We’re (thankfully) not starting with a blank sheet of paper; millions of individuals across the UK have already built up private or workplace pension provision, defined benefit and DC, and in some cases very substantial sums are involved. 

To me, one of the sacrosanct principles behind any radical reform would be to avoid retrospective adverse change. People who have been ‘doing the right thing’ shouldn’t suddenly find the rules have changed before they benefit from the proceeds.

One IFS proposal is to grant national insurance relief on personal contributions with national insurance then deducted from the proceeds. But surely, those who have not benefitted from national insurance relief on 40 years of contributions couldn’t be asked to pay this on future proceeds?

At the very least, we’d need a very lengthy transition, which creates layers of complexity.

Pensions tax relief, while costly, is hugely beneficial.

There have been previous proposals to tax pensions like Isas. Rather than the ‘exempt, exempt, taxed’ (EET) approach, why not like Isas allow all proceeds tax free, but cancel tax relief upfront?

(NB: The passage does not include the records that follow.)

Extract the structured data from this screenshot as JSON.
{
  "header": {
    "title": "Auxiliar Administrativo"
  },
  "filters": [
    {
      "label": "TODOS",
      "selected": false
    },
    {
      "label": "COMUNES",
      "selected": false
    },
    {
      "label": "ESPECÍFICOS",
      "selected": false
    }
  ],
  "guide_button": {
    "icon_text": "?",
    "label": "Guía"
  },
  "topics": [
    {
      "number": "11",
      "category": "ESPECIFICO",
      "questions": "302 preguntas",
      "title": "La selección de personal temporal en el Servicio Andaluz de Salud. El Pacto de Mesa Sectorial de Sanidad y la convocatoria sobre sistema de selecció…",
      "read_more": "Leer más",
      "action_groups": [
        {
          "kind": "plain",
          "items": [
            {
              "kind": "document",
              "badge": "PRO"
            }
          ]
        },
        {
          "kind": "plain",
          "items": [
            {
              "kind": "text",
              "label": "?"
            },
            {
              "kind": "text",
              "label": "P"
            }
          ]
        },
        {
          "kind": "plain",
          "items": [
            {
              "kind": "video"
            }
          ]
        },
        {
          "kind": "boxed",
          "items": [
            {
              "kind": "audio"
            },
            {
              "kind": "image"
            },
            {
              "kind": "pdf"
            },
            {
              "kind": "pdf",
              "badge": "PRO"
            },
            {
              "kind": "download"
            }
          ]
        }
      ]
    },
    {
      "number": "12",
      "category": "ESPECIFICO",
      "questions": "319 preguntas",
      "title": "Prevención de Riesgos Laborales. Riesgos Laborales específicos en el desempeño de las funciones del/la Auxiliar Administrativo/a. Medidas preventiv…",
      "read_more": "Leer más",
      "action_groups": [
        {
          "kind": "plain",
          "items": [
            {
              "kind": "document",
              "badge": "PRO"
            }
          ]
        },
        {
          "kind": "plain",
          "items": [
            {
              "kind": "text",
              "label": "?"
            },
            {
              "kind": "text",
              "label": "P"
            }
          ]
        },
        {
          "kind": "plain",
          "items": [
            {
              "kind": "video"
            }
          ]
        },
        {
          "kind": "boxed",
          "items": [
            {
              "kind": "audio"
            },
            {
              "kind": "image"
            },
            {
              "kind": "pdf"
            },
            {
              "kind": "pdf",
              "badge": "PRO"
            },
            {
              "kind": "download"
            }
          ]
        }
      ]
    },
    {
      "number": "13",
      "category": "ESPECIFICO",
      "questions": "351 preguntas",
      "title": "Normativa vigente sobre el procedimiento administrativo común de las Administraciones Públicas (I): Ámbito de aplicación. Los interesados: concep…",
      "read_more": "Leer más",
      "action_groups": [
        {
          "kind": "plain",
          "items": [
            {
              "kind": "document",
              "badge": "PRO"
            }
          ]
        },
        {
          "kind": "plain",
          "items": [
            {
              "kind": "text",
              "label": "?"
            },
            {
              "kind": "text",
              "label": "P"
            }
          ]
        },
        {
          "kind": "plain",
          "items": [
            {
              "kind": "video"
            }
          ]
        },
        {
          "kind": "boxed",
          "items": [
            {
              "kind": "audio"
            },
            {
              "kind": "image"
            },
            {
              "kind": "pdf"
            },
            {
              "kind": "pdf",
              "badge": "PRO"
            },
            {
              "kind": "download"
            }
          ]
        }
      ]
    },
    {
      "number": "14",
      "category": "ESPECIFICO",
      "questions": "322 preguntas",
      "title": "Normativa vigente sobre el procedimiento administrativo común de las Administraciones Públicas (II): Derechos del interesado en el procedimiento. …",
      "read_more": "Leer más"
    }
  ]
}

I see major downsides here because people value reliefs up front. Furthermore, the core aim of pensions is to provide an income throughout later life, but moving from EET and allowing all proceeds to be taken tax free immediately would not encourage the right behaviours.

An Isa style approach also couldn’t be incorporated into existing pensions – you’d need to ringfence every existing pension and set up a new one for every individual. The consequences for DB are horrific.

Even moving to a flat rate of tax relief creates major challenges. These are particularly high for DB schemes where a means would have to be found to convert additional entitlements into a contribution rate, then split employer/employee.

Salary sacrifice arrangements create further complexities and there could be a need to tax higher earners on employer contributions using some form of ‘benefit in kind’ approach.

Some would argue that the tax treatment of pensions on death is too generous, particularly in drawdown. But before rushing to impose inheritance tax on unused funds, the behavioural response this would prompt needs to be thought through.

Do we really want people to deplete their funds too soon, potentially falling back on the state? 

And it’s on that behavioural note that I’ll finish. Pensions tax relief, while costly, is hugely beneficial. If there is an appetite for radical reform, the technical details need to be thought through very, very carefully.

But on top of that, we mustn’t forget that change will prompt a behavioural response from individuals and employers and that needs to be fully tested.

We need to make sure everyone continues to agree that pensions are good for you.